Price varied from super expensive, rustic-luxe kitchen items to reasonable deals such as jars of pickled red Fresno peppers and old-fashioned molasses.
Despite the plethora of choices for lunch in Healdsburg, we decided to give the Shed a whirl, at a table for two in its indoor/outdoor chic cafe.
Staffing seems to be a bit of a hard commodity to come by in Healdsburg, with so many competing eateries (tasting rooms & stores) in town, and though polite and friendly, our server forgot to mention that our modest salads selection had reached the kitchen at the wrong end of a large group order. Better late than never, our fresh sardine and smoked salmon salads were, though 40 minutes in the making, beautifully presented and delicious.
As a community resource for learning, I wish the Shed were in Petaluma. The South County could do with a facility that offers an event space of this caliber as well as a center dedicated to talks featuring noted thinkers, artists and authors with workshops on food crafts, gardening, farming and sustainable living.
Though Petaluma has a great Arts Center and stores such as The Seed Bank and Copperfields for some of these activities, the draw from San Francisco and the East Bay would be so much more feasible than driving all the way up to the northern reaches of Sonoma County.
The 9,700 square foot building is two stories high.
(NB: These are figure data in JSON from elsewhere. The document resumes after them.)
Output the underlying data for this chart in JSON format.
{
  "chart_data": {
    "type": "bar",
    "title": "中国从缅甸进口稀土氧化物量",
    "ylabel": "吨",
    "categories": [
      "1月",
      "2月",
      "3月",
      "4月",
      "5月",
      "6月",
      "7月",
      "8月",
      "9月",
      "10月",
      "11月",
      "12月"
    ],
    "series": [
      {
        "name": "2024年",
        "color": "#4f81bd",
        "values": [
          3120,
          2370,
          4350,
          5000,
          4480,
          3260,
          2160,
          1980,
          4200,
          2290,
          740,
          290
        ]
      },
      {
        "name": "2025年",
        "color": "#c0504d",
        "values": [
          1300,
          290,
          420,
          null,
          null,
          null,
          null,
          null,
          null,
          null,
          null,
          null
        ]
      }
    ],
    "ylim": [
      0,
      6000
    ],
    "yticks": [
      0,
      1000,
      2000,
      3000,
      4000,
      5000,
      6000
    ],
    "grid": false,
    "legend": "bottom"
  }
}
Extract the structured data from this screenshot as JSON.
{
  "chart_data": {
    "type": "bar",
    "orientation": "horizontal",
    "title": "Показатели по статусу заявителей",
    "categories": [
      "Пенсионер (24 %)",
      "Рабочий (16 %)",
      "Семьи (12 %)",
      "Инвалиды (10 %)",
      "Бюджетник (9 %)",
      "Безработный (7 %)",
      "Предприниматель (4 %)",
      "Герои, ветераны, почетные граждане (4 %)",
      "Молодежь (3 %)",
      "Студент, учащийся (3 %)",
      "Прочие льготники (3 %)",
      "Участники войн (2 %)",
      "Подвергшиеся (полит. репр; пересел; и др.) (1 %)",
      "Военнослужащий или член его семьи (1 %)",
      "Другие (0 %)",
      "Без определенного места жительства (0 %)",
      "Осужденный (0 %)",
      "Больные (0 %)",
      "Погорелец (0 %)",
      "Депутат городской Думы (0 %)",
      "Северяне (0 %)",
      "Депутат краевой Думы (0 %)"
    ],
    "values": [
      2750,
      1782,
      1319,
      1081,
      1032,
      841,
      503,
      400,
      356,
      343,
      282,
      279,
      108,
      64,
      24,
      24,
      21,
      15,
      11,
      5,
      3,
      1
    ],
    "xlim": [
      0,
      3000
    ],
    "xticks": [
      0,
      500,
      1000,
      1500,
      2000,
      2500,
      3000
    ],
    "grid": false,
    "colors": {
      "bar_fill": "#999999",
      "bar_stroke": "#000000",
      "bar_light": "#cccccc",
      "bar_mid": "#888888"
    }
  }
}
According to media reports, the Shed has, at the seven-month stage, undergone considerable growth and change as it settles into wine country's wider community awareness.
For those who are in the vacinity and have their calendars organized to follow the Shed's event calendar, I'd say its wonderful addition to Healdsburg's offerings. Though somewhat envious we don't have one on our doorstep, I'd imagine it would take on more of a practical farmer's market atmosphere if it were located in the South County.